On the security of Sprout/Sapling in-band encryption

I am investigating on the security properties of the in-band encryption scheme (IND-CCA2 and IK-CCA) of ZCash and I was looking for a formal security argument for the key-privacy. Reading the Specs and this thread (https://github.com/zcash/zcash/issues/558), I got that key-privacy derives from the fact that the in-band scheme is ECIES-based and on the security properties of curve used. Is there any formal proof or properties I am missing? Thanks.

1 Like

The proof of key privacy for ElGamal in Appendix A of https://cseweb.ucsd.edu/~mihir/papers/anonenc.html is straightforwardly adaptable to half-static Diffie-Hellman in general, and the scheme used by Zcash in particular. This is folklore; I haven’t seen the proof completely written out anywhere.


Thanks Daira, for the answer.

I have continued to study the encryption scheme, and another questions popped in my mind: I have noticed that the set of input parameters of the KDF are different in Sprout/Sapling.
Reading the DHAES paper (https://eprint.iacr.org/1999/007), only the ephemeral public key epk and the shared secret ss are used as input, instead in Sprout also pk_enc and hsig are taken into account. I have read on the Spec that hsig allows to construct a randomness extractor from a weak-PRF (by using a result in sec 7 of https://eprint.iacr.org/2011/708.pdf). Instead, I have not found the rationale for adding pk_enc. In Sapling, pk_enc and h_sig are not used anymore (h_sig is not available since Joinsplit is separated in Spend/Output transfers). Since the min-entropy of the key exchange in Curve25519 and Jubjub, should be roughly the same, is there a particular reason that justify that change? Thanks

Ps: maybe I should have opened a different thread :smiley:

1 Like

The reason for not including pk_enc in the KDF input for Sapling is to support diversified addresses. That is, pk_enc varies between diversified addresses for the same ivk, and so the KDF must not depend on it, in order for an ivk to be usable for decrypting ciphertexts to any corresponding diversified address.
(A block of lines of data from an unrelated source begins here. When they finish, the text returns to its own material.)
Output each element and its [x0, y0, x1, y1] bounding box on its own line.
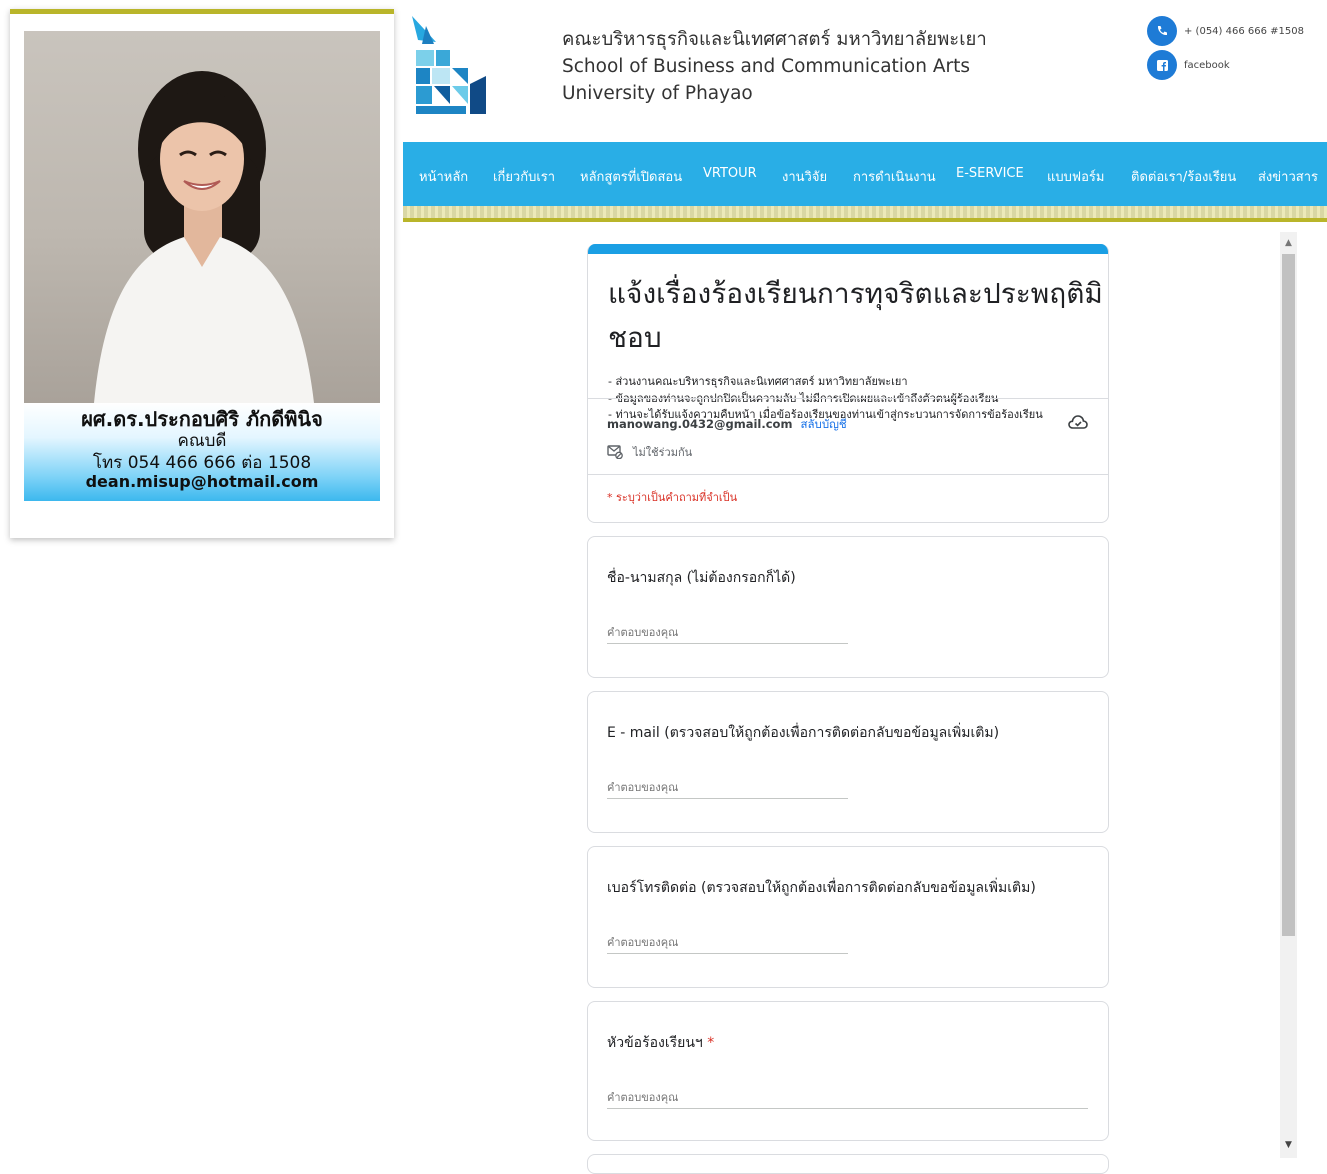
- question-card-email: E - mail (ตรวจสอบให้ถูกต้องเพื่อการติดต่…: [587, 691, 1109, 833]
- form-accent-bar: [588, 244, 1108, 254]
- form-scrollbar[interactable]: ▲ ▼: [1280, 232, 1297, 1158]
- university-name: University of Phayao: [562, 83, 753, 104]
- nav-item-news[interactable]: ส่งข่าวสาร: [1258, 166, 1318, 187]
- form-header-card: แจ้งเรื่องร้องเรียนการทุจริตและประพฤติมิ…: [587, 244, 1109, 523]
- dean-name: ผศ.ดร.ประกอบศิริ ภักดีพินิจ: [81, 407, 323, 431]
- nav-item-vrtour[interactable]: VRTOUR: [703, 166, 757, 181]
- form-title: แจ้งเรื่องร้องเรียนการทุจริตและประพฤติมิ…: [608, 277, 1103, 354]
- facebook-link: facebook: [1184, 59, 1230, 71]
- account-email: manowang.0432@gmail.com: [607, 417, 793, 431]
- question-label-email: E - mail (ตรวจสอบให้ถูกต้องเพื่อการติดต่…: [607, 725, 1000, 741]
- not-shared-row: ไม่ใช้ร่วมกัน: [607, 443, 692, 461]
- scroll-down-arrow-icon[interactable]: ▼: [1280, 1138, 1297, 1152]
- switch-account-link[interactable]: สลับบัญชี: [800, 417, 846, 431]
- nav-item-about[interactable]: เกี่ยวกับเรา: [493, 166, 555, 187]
- question-card-name: ชื่อ-นามสกุล (ไม่ต้องกรอกก็ได้): [587, 536, 1109, 678]
- not-shared-text: ไม่ใช้ร่วมกัน: [633, 446, 693, 459]
- not-shared-icon: [607, 445, 623, 459]
- email-input[interactable]: [607, 776, 848, 799]
- scroll-up-arrow-icon[interactable]: ▲: [1280, 236, 1297, 250]
- phone-icon: [1147, 16, 1177, 46]
- school-name-th: คณะบริหารธุรกิจและนิเทศศาสตร์ มหาวิทยาลั…: [562, 29, 987, 50]
- faculty-logo[interactable]: [410, 14, 490, 118]
- question-card-next: [587, 1154, 1109, 1174]
- nav-item-eservice[interactable]: E-SERVICE: [956, 166, 1024, 181]
- dean-phone: โทร 054 466 666 ต่อ 1508: [92, 453, 312, 473]
- main-navbar: หน้าหลัก เกี่ยวกับเรา หลักสูตรที่เปิดสอน…: [403, 142, 1327, 206]
- nav-item-contact[interactable]: ติดต่อเรา/ร้องเรียน: [1131, 166, 1236, 187]
- cloud-save-icon[interactable]: [1068, 414, 1088, 430]
- divider: [588, 474, 1108, 475]
- dean-role: คณบดี: [177, 431, 227, 451]
- question-label-subject-text: หัวข้อร้องเรียนฯ: [607, 1035, 708, 1051]
- question-label-subject: หัวข้อร้องเรียนฯ *: [607, 1032, 714, 1054]
- school-name: คณะบริหารธุรกิจและนิเทศศาสตร์ มหาวิทยาลั…: [562, 26, 987, 107]
- divider: [588, 398, 1108, 399]
- phone-number: + (054) 466 666 #1508: [1184, 25, 1304, 37]
- nav-item-home[interactable]: หน้าหลัก: [419, 166, 468, 187]
- school-name-en: School of Business and Communication Art…: [562, 56, 971, 77]
- required-note: * ระบุว่าเป็นคำถามที่จำเป็น: [607, 491, 738, 504]
- nav-item-operations[interactable]: การดำเนินงาน: [853, 166, 936, 187]
- phone-contact[interactable]: + (054) 466 666 #1508: [1147, 16, 1304, 46]
- nav-item-programs[interactable]: หลักสูตรที่เปิดสอน: [580, 166, 682, 187]
- question-label-phone: เบอร์โทรติดต่อ (ตรวจสอบให้ถูกต้องเพื่อกา…: [607, 880, 1036, 896]
- dean-photo: [24, 31, 380, 403]
- dean-profile-card: ผศ.ดร.ประกอบศิริ ภักดีพินิจ คณบดี โทร 05…: [10, 9, 394, 538]
- scroll-thumb[interactable]: [1282, 254, 1295, 936]
- dean-caption: ผศ.ดร.ประกอบศิริ ภักดีพินิจ คณบดี โทร 05…: [24, 403, 380, 501]
- form-desc-line: - ส่วนงานคณะบริหารธุรกิจและนิเทศศาสตร์ ม…: [608, 375, 908, 388]
- nav-decor-strip: [403, 206, 1327, 222]
- subject-input[interactable]: [607, 1086, 1088, 1109]
- required-star: *: [707, 1035, 715, 1051]
- dean-email: dean.misup@hotmail.com: [85, 472, 319, 491]
- question-card-phone: เบอร์โทรติดต่อ (ตรวจสอบให้ถูกต้องเพื่อกา…: [587, 846, 1109, 988]
- nav-item-forms[interactable]: แบบฟอร์ม: [1047, 166, 1104, 187]
- name-input[interactable]: [607, 621, 848, 644]
- phone-input[interactable]: [607, 931, 848, 954]
- question-card-subject: หัวข้อร้องเรียนฯ *: [587, 1001, 1109, 1141]
- nav-item-research[interactable]: งานวิจัย: [782, 166, 827, 187]
- facebook-contact[interactable]: facebook: [1147, 50, 1230, 80]
- question-label-name: ชื่อ-นามสกุล (ไม่ต้องกรอกก็ได้): [607, 570, 796, 586]
- account-row: manowang.0432@gmail.com สลับบัญชี: [607, 416, 847, 434]
- facebook-icon: [1147, 50, 1177, 80]
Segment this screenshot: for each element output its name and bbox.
The rationale for adding pk_enc to the KDF in Sprout was, if I remember correctly, that we believed it might be necessary for IND-CCA2 security and/or for post-quantum privacy (in the case where the quantum attacker does not have the public key). Actually it is not needed for either of those; for IND-CCA2 this follows from the DHAES security proof, and for post-quantum privacy see https://github.com/zcash/zcash/issues/570#issuecomment-296450324 . The latter was the more important issue since I think I already knew that pk_enc wasn’t required for IND-CCA2 when designing Sprout, and was just being cautious/conservative about that. (Including epk as an input, as in DHAES, is necessary for IND-CCA2 security, and Sapling still does that.)

The weak-PRF thing was just a nice-to-have that weakened assumptions on the hash; it was not necessary for security, since the stronger assumptions are entirely plausible for BLAKE2b-256.


Thanks Daira for all clarifications. I assume so that for the same reasons the counter variable has been removed from the KDF inputs.
By the way, here (Sec 6.1) there is a proof for IK-CCA of DHIES if you want to have a look :smiley:.